Use of in vivo rodent models in tandem with in vitro human-derived iPSC models represents the future of epilepsy research. Rodent models have elucidated many of the aspects of the environment of the epileptic brain. Due to the widespread availability of modified transgenic rodents, a variety of approaches exist to ask fundamental questions about the underlying pathophysiology of the epileptic brain. Rodent models have also been very useful in providing a better understanding of how various therapeutic interventions may affect behavioral co-morbidities associated with epilepsy, such as anxiety, depression and memory loss. Recently, with the development of several key technological advances, we are now also able to model epilepsy-in-a-dish. By directly harvesting human cells and using CRISPR/Cas9 technology to edit the genetic code, we are now entering a new era of personalized medicine where we are able to study the electrophysiological and histological changes that occur in patients with epilepsy without requiring human neural tissue, which is now only available from surgical specimens and autopsies. Looking to the future, both in vivo rodent models and in vitro patient-derived iPSC models will be critical to our understanding of different aspects of epilepsy and other neurodevelopmental disorders.
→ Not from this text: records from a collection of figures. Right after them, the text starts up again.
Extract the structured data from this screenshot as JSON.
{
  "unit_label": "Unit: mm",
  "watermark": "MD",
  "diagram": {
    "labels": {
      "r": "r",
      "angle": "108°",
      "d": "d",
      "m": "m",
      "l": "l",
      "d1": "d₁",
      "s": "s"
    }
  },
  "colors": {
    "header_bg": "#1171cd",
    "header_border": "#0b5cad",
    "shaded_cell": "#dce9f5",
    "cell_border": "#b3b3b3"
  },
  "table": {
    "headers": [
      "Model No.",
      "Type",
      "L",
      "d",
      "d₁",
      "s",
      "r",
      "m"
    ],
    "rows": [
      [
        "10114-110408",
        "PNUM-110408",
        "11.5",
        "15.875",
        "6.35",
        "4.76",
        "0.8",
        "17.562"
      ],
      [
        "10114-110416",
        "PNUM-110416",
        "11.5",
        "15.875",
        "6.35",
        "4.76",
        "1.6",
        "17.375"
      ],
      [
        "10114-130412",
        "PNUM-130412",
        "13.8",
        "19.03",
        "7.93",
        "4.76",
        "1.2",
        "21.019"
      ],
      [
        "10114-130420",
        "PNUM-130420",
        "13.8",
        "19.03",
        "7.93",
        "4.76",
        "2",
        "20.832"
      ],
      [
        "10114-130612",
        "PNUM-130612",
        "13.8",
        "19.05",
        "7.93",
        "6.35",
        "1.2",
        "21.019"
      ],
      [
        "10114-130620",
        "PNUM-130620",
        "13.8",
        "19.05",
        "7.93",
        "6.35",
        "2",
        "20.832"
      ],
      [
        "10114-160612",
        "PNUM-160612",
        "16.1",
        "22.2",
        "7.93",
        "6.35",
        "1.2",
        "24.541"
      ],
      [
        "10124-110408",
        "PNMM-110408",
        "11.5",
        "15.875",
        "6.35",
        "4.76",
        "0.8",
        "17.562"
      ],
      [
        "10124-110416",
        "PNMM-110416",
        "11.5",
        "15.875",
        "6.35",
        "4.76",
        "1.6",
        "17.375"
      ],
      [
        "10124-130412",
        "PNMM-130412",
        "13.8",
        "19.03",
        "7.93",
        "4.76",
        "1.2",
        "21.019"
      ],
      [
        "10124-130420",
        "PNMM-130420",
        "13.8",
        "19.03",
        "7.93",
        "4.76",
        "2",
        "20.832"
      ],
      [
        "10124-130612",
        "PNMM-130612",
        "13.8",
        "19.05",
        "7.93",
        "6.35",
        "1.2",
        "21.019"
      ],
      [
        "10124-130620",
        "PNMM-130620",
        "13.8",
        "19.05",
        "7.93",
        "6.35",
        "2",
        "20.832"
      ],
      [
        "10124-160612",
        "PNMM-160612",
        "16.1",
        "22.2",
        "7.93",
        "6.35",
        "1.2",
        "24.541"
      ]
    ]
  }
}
Each of these models is likely to continue to contribute significantly to our understanding of epilepsy and will be complimentary in reaching our ultimate goal, a cure for epilepsy.

Conclusions

Epilepsy is a complex neurobiological condition characterized by recurrent seizures and significant co-morbidities. The role of neural stem cells in epilepsy is well described in mTLE models, but the exact contribution of aberrant neurogenesis to epileptogenesis is evolving. Moreover, there has been a dearth of translational therapies developed based on our current understandings of epilepsy. IPSC models of monogenic epilepsy provide a human-specific model, which has great potential to elucidate the biology of epilepsy and affect the development of new therapies and strategies to impact the lives of patients with epilepsy.